Wiring your kicker to charge your house batteries

Rain City

Crew Member
So this might be a really dumb question but I was hoping to wire my merc 15hp efi to charge my house batteries when necessary. Would this need to involve a switch so that I'm not relying on my house batteries to start it? I'm trying to ditch the honda I have because as quiet as it is it's not silent and I have to run it on the dock so the fumes don't get to us. I figured on those longer trips when the boat sits for a couple days it's nice to keep the house batteries boosted for the fridge and other amenities. I was thinking about getting a solar panel otherwise as I have the control panel already installed. Good idea or bad idea?
 
If you have the roof space, solar is nice - its always there. The kicker is about the same as an 150 watt panel, but I dont know at what RPM the alternator puts out full power. You can find if for around 1/watt if you look around. Put up 300 watts and you have power to spare. The 15 kicker wont charge the house batteries very fast. If you need to bump the charge up, idle of of your diesels for 20 minutes their alternators are way bigger.
 
If you have the roof space, solar is nice - its always there. The kicker is about the same as an 150 watt panel, but I dont know at what RPM the alternator puts out full power. You can find if for around 1/watt if you look around. Put up 300 watts and you have power to spare. The 15 kicker wont charge the house batteries very fast. If you need to bump the charge up, idle of of your diesels for 20 minutes their alternators are way bigger.
The problem is smoking everyone out at the dock and killing the serenity. I have the eyebrow roof over the deck that I could put the panel on. Have about 3'x3' of space if I want to keep it centered. The old full enclosure on the flybridge had flexible panels that were impossible to clean.
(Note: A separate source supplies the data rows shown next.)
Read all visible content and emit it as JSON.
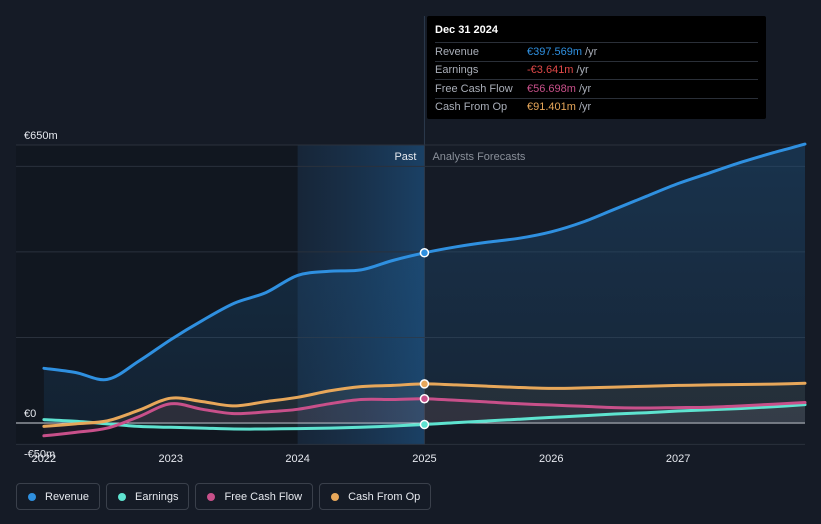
{
  "chart_data": {
    "type": "line",
    "x": [
      2022.0,
      2022.25,
      2022.5,
      2022.75,
      2023.0,
      2023.25,
      2023.5,
      2023.75,
      2024.0,
      2024.25,
      2024.5,
      2024.75,
      2025.0,
      2025.25,
      2025.5,
      2025.75,
      2026.0,
      2026.25,
      2026.5,
      2026.75,
      2027.0,
      2027.25,
      2027.5,
      2027.75,
      2028.0
    ],
    "series": [
      {
        "name": "Revenue",
        "color": "#2f90e0",
        "values": [
          128,
          118,
          102,
          145,
          195,
          240,
          280,
          305,
          345,
          355,
          358,
          380,
          398,
          412,
          423,
          432,
          447,
          470,
          500,
          530,
          560,
          585,
          610,
          632,
          652
        ]
      },
      {
        "name": "Earnings",
        "color": "#5ee3d0",
        "values": [
          8,
          4,
          -2,
          -8,
          -10,
          -12,
          -14,
          -14,
          -13,
          -12,
          -10,
          -7,
          -3.6,
          1,
          5,
          9,
          13,
          17,
          21,
          24,
          28,
          31,
          34,
          38,
          43
        ]
      },
      {
        "name": "Free Cash Flow",
        "color": "#c8508a",
        "values": [
          -30,
          -22,
          -12,
          15,
          45,
          32,
          22,
          26,
          32,
          45,
          55,
          55,
          56.7,
          53,
          49,
          45,
          42,
          39,
          36,
          35,
          36,
          37,
          40,
          44,
          48
        ]
      },
      {
        "name": "Cash From Op",
        "color": "#e7a75a",
        "values": [
          -8,
          -2,
          5,
          30,
          58,
          50,
          40,
          50,
          60,
          75,
          85,
          88,
          91.4,
          89,
          86,
          83,
          81,
          82,
          84,
          86,
          88,
          89,
          90,
          91,
          93
        ]
      }
    ],
    "x_ticks": [
      2022,
      2023,
      2024,
      2025,
      2026,
      2027
    ],
    "x_tick_labels": [
      "2022",
      "2023",
      "2024",
      "2025",
      "2026",
      "2027"
    ],
    "y_labels": [
      {
        "value": 650,
        "label": "€650m"
      },
      {
        "value": 0,
        "label": "€0"
      },
      {
        "value": -50,
        "label": "-€50m"
      }
    ],
    "ylim": [
      -50,
      650
    ],
    "xlim": [
      2021.78,
      2028.0
    ],
    "past_forecast_split": 2025,
    "past_shade_start": 2024,
    "past_label": "Past",
    "forecast_label": "Analysts Forecasts"
  },
  "tooltip": {
    "date": "Dec 31 2024",
    "rows": [
      {
        "label": "Revenue",
        "value": "€397.569m",
        "unit": "/yr",
        "color": "#2f90e0"
      },
      {
        "label": "Earnings",
        "value": "-€3.641m",
        "unit": "/yr",
        "color": "#e04848"
      },
      {
        "label": "Free Cash Flow",
        "value": "€56.698m",
        "unit": "/yr",
        "color": "#c8508a"
      },
      {
        "label": "Cash From Op",
        "value": "€91.401m",
        "unit": "/yr",
        "color": "#e7a75a"
      }
    ]
  },
  "legend": [
    {
      "label": "Revenue",
      "color": "#2f90e0"
    },
    {
      "label": "Earnings",
      "color": "#5ee3d0"
    },
    {
      "label": "Free Cash Flow",
      "color": "#c8508a"
    },
    {
      "label": "Cash From Op",
      "color": "#e7a75a"
    }
  ]
}
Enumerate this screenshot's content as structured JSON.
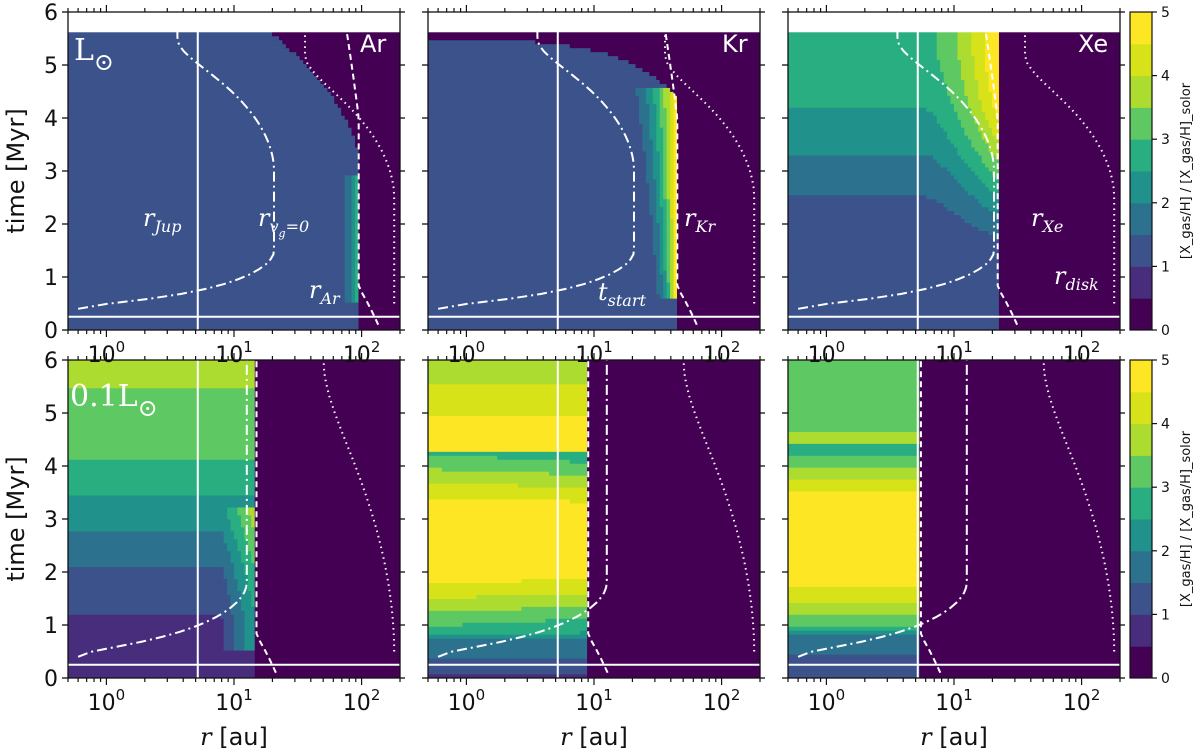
{
  "chart_data": {
    "type": "heatmap",
    "x_scale": "log",
    "x_range_au": [
      0.5,
      200
    ],
    "y_range_myr": [
      0,
      6
    ],
    "x_ticks": [
      "10^0",
      "10^1",
      "10^2"
    ],
    "y_ticks": [
      "0",
      "1",
      "2",
      "3",
      "4",
      "5",
      "6"
    ],
    "xlabel": "r [au]",
    "ylabel": "time [Myr]",
    "colorbar": {
      "label": "[X_gas/H] / [X_gas/H]_solor",
      "range": [
        0,
        5
      ],
      "ticks": [
        "0",
        "1",
        "2",
        "3",
        "4",
        "5"
      ],
      "levels": 10,
      "palette": [
        "#440154",
        "#472d7b",
        "#3b528b",
        "#2c728e",
        "#21918c",
        "#28ae80",
        "#5ec962",
        "#addc30",
        "#d8e219",
        "#fde725"
      ]
    },
    "reference_lines": {
      "r_jup_au": 5.2,
      "t_start_myr": 0.25
    },
    "panels": [
      {
        "row": 0,
        "col": 0,
        "element": "Ar",
        "luminosity": "L⊙",
        "snowline_label": "r_Ar",
        "snowline_au": 95,
        "disk_dissipation_myr": 5.7,
        "peak_enhancement": 2.5
      },
      {
        "row": 0,
        "col": 1,
        "element": "Kr",
        "luminosity": "L⊙",
        "snowline_label": "r_Kr",
        "snowline_au": 45,
        "disk_dissipation_myr": 5.7,
        "peak_enhancement": 5
      },
      {
        "row": 0,
        "col": 2,
        "element": "Xe",
        "luminosity": "L⊙",
        "snowline_label": "r_Xe",
        "snowline_au": 22,
        "disk_dissipation_myr": 5.7,
        "peak_enhancement": 5
      },
      {
        "row": 1,
        "col": 0,
        "element": "Ar",
        "luminosity": "0.1L⊙",
        "snowline_au": 15,
        "peak_enhancement": 4.5
      },
      {
        "row": 1,
        "col": 1,
        "element": "Kr",
        "luminosity": "0.1L⊙",
        "snowline_au": 9,
        "peak_enhancement": 5
      },
      {
        "row": 1,
        "col": 2,
        "element": "Xe",
        "luminosity": "0.1L⊙",
        "snowline_au": 5.5,
        "peak_enhancement": 5
      }
    ],
    "annotations": {
      "r_jup": "r",
      "r_jup_sub": "Jup",
      "r_vg0": "r",
      "r_vg0_sub": "v",
      "r_vg0_subsub": "g",
      "r_vg0_tail": "=0",
      "r_ar": "r",
      "r_ar_sub": "Ar",
      "r_kr": "r",
      "r_kr_sub": "Kr",
      "r_xe": "r",
      "r_xe_sub": "Xe",
      "t_start": "t",
      "t_start_sub": "start",
      "r_disk": "r",
      "r_disk_sub": "disk"
    },
    "panel_labels": {
      "top_left": "L",
      "bottom_left": "0.1L"
    }
  }
}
One of those things that I got rid and then instantly realised I missed it. The sail effect caused by that camper enclosure just wasn't worth it though. Not to mention how butt ugly it looked.
 
The problem is smoking everyone out at the dock and killing the serenity. I have the eyebrow roof over the deck that I could put the panel on. Have about 3'x3' of space if I want to keep it centered. The old full enclosure on the flybridge had flexible panels that were impossible to clean.

One of those things that I got rid and then instantly realised I missed it. The sail effect caused by that camper enclosure just wasn't worth it though. Not to mention how butt ugly it looked.
You could have rented out that loft apartment for $1,500 a month.
 
Shore power at the dock? The kicker won't run the deep fryers.
Fryers are propane!
And of course yes when there's shore power but this summer we were without power for 6 days.
 
Solar seems like a no brainer instead of running a kicker while you’re docked.

Get LED bulbs for all your lights and it should help.
 
If something goes wrong, you'd want to be able to run the kicker to charge the starting battery, plus keep up to the downriggers which should be on the house side. If you forget and start the kicker on the house battery occassionally, it won't be the end of the world.

So yes, you need to tie into the switch you have or add one.
 
Solar seems like a no brainer instead of running a kicker while you’re docked.

Get LED bulbs for all your lights and it should help.
No brainer but not free like switching the power over. Trying to save a penny after being in for a TON
 
Most kickers need to be run way above idle to charge at meaningful rate, you can get some 100watt solar panels for $100 on ebay that people I know have had very good results with. As far as wiring the kicker into the system its just straight to it.
 
Most kickers need to be run way above idle to charge at meaningful rate, you can get some 100watt solar panels for $100 on ebay that people I know have had very good results with. As far as wiring the kicker into the system its just straight to it.
Thanks.
 
I did miss that you dont want to use your house batteries to start it, if you want to use starting batteries to start it, it would need a switch. Starting a kicker doesnt use many cranking amps at all though so it wouldnt be a big problem. Wiring the switch would be a standard 2 battery switch, kicker wired to main, and each battery bank to #1 or #2 and then a common ground for the negatives. With that system you can also charge your starting battery or both with the kicker.
 
Get a small Honda suitcase generator they are super quiet, way bettter than running your kicker motor at the dock
Have one. Hated it. Runs at full throttle while the boats charging. Eveyone stared. Eveyone judged :(
Also one more thing to pack.
 
If you have solar panels they will charge while your fishing too.
I would just hook your kicker into the house batteries. Starting current for the kicker should be minimal and it will keep those batteries up as you run your riggers. . That is how I had my Seasport wired. Worked great.
You dont want a switch cause you’ll forget to flip back and forth.
 
Charge to the house batteries.
It can be nice to have a switch, not for charging, but for the rare occasion when you want all batteries going to the main starter.
Good thick jumper cables will do the same.
 
Charge to the house batteries.
It can be nice to have a switch, not for charging, but for the rare occasion when you want all batteries going to the main starter.
Good thick jumper cables will do the same.